Julius H. Jackson, Patricia A. Herring, Eric B. Patterson, & Joel M. Blatt 

Acetohydroxy acid synthase (EC 4.1.3.18; AHAS) isozymes I and III are expressed in Escherichia coli strain K-12 and, when inhibited by L-valine, cannot support cell growth. AHAS IV, expressed from mutation at ilvJ662, exhibits valine-sensitivity similar to that of AHAS III, yet AHAS IV does support cell growth in valine minimal medium. Rate equations were derived for AHAS III and AHAS IV reaction in crude extracts and for partially purified AHAS IV. Values of kinetic constants in these equations were determined in order to model a probable reaction mechanism. Computer modeling of initial velocity reactions at physiological substrate concentrations simulated consequences of valine-inhibition and revealed that AHAS IV synthesized AHB at a maximal rate over four times faster than AHAS III under these conditions. The simulations predicted that cells depending upon AHAS III for growth in valine minimal medium would accumulate higher levels of 2-ketobutyrate than cells using AHAS IV. Experiments on growth inhibition by valine revealed more than a five-fold difference in 2-ketobutyrate accumulation, thus confirming these predictions. These data support the hypothesis that valine inhibition of growth is a consequence of 2-ketobutyrate accumulation to toxic levels. We propose that the valine-inhibited AHAS IV activity prevents growth inhibition by keeping 2-ketobutyrate accumulation to a lower level than resulting from AHAS III activity. 

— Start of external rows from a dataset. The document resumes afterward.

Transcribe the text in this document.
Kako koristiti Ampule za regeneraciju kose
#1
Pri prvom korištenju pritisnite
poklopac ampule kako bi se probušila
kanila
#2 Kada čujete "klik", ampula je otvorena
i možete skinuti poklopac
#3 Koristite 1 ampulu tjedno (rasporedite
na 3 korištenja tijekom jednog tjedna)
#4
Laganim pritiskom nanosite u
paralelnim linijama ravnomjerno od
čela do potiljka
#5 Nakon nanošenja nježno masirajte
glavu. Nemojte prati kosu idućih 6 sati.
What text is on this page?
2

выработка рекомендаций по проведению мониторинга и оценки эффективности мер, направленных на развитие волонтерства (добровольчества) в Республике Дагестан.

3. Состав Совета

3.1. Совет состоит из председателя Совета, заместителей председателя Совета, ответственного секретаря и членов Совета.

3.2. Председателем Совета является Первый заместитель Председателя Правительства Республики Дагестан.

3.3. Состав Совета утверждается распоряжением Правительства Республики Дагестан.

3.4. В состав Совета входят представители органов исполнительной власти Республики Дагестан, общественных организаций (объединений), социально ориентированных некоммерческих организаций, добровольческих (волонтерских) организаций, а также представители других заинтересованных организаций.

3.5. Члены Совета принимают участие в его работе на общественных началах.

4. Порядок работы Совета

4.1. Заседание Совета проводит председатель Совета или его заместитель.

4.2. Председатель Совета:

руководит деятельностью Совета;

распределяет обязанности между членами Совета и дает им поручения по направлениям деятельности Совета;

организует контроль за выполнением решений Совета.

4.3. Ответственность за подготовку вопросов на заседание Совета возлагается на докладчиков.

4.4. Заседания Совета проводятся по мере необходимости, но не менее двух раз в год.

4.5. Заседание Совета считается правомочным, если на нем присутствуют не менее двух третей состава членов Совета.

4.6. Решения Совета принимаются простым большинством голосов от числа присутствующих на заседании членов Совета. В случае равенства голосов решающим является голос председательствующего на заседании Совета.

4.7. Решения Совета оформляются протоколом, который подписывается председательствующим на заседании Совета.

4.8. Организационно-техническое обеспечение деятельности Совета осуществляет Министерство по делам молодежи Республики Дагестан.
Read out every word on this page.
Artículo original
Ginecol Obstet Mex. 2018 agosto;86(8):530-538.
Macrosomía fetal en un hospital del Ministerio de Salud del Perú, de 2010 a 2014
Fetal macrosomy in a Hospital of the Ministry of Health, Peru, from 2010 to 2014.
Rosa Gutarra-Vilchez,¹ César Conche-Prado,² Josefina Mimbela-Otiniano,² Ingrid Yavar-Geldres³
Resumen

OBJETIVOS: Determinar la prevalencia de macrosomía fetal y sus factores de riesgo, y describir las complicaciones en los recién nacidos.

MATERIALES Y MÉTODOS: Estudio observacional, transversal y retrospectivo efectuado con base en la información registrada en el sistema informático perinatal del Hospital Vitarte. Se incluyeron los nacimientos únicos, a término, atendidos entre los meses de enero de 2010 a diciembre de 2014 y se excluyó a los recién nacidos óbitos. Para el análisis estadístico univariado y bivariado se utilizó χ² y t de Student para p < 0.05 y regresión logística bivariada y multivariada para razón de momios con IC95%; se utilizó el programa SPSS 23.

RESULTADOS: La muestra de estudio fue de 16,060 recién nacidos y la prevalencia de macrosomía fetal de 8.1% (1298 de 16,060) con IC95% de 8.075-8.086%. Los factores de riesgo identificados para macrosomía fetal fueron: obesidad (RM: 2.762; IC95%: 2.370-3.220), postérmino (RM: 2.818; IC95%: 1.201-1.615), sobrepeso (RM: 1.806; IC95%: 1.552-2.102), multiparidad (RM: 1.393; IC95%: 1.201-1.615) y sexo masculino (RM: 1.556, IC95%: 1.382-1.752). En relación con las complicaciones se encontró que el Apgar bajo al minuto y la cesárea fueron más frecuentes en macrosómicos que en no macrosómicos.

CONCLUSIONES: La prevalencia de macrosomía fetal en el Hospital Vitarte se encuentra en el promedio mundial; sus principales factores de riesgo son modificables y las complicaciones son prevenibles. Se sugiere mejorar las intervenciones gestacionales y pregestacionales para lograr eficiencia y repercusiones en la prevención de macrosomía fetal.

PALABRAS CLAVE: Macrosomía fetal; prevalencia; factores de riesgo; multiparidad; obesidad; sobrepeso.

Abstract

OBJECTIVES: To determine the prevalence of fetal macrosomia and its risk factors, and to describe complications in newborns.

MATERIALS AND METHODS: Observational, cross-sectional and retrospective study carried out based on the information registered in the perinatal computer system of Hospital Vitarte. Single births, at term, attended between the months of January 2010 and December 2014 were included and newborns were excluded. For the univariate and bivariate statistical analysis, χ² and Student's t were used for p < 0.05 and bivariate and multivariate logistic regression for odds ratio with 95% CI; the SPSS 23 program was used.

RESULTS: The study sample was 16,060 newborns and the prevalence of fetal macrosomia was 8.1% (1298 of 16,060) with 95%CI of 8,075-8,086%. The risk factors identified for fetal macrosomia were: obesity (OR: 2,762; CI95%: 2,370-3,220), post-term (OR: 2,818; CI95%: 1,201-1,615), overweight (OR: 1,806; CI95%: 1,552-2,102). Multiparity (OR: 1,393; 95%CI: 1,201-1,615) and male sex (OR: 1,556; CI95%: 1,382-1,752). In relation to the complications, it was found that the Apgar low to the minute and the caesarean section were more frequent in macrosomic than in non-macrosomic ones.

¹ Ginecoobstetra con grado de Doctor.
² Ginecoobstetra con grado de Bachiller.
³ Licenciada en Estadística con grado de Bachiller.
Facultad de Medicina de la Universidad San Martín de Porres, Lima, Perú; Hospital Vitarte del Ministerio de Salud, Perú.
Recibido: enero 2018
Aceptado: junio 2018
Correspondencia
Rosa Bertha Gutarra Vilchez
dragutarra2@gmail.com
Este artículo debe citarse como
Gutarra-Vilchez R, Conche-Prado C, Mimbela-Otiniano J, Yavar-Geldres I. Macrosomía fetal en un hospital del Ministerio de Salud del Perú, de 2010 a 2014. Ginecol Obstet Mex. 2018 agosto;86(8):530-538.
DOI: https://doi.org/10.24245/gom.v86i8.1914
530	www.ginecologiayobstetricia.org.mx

PMID: 8274527, UI: 94100267 

Detection of Fundamental Principles and A Level of Order for Large-Scale Gene Clustering on the Escherichia coli Chromosome

Rufus M. Williamson^1,2, Jack Hetherington³ and Julius H. Jackson^1,4

¹Department of Microbiology and Public Health, and ³Department of Physics and Astronomy,
Michigan State University, East Lansing, Michigan 48824

The Escherichia coli K-12 genetic map was divided into intervals of equal length to count the number of genes per interval. Plots of genes per interval at four sets of interval lengths revealed large-scale clustering of genes with the major clusters occurring at regularly spaced distances apart. Major gene cluster properties were analyzed at a scale of 100 intervals wherein each interval corresponded to a genetic map unit length of one minute. In any major gene cluster, the highest gene concentration was observed at or near the midpoint interval, and the number of genes per interval was found to decline exponentially as a function of the linear distance from the midpoint or interval of peak gene concentration of that cluster. An autocorrelation analysis of gene content in first neighbor intervals throughout the chromosome revealed an ordered, first neighbor relationship. by comparison to 2000 randomized interval versions of the chromosome. Attempts to simulate gene placement by a Gaussian model did not produce large-scale gene clustering in any way comparable to that observed on the chromosome. We propose that major gene clusters formed from smaller gene clusters, and the contemporary chromosome formed from fusion of homologous or heterologous major gene clusters.